ASPIRATION 9 – Planning Your Legacy

Legacy and estate planning is an important area to address in our retirement years. Although many of us joke about the SKI principle – Spend the Kids’ Inheritance – in reality most of us want to leave a legacy for our kids consisting of the values to live by, skills we educated them with, care for the causes that were important to us, the family we are a part of and whatever financial resources we may have built or saved.

Amongst all of these things that we would like to leave behind, the financial side is perhaps the easiest, because our will and some estate planning can achieve it. More difficult is the issue of the personal legacy that you leave. This could involve setting up a scholarship fund, making charitable donations, or creating a family foundation. These efforts can help ensure that our values and passions are carried forward after our passing and there is a continuing expression of our love and care for our loved ones. Great words of course – but it all takes, time, effort and creativity to put in place and done right will also be a source of great personal satisfaction.

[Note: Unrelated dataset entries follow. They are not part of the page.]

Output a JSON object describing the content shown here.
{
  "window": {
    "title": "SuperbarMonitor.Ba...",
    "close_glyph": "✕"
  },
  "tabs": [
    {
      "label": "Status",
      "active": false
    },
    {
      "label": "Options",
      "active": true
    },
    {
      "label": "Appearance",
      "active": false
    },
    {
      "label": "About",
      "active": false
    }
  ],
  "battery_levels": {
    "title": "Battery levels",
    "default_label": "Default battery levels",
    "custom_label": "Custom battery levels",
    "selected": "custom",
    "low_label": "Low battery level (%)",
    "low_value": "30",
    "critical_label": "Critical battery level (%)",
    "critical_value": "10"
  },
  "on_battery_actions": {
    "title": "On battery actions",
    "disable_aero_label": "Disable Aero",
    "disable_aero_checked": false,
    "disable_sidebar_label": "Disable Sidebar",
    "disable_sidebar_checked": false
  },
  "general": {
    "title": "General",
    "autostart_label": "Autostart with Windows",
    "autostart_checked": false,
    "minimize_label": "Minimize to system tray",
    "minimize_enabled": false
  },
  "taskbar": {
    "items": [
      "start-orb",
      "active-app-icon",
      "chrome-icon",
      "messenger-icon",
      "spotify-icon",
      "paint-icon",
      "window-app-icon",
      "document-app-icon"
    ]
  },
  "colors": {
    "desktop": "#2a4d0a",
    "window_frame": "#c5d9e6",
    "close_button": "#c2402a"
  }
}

Overall, legacy and estate planning are an important aspiration for many retirees. By taking steps to plan for the future and create a lasting legacy, retirees can ensure that their values and passions are carried forward and that their loved ones are provided for after they are gone.

With so much to achieve, it is no wonder that most retirees are short of time and always busier than when they were working. It’s time to invest some quality time to plan and map out your future direction. There is lots to do, so it is important to talk over your plan with your partner or buddy to secure a happy retirement ahead.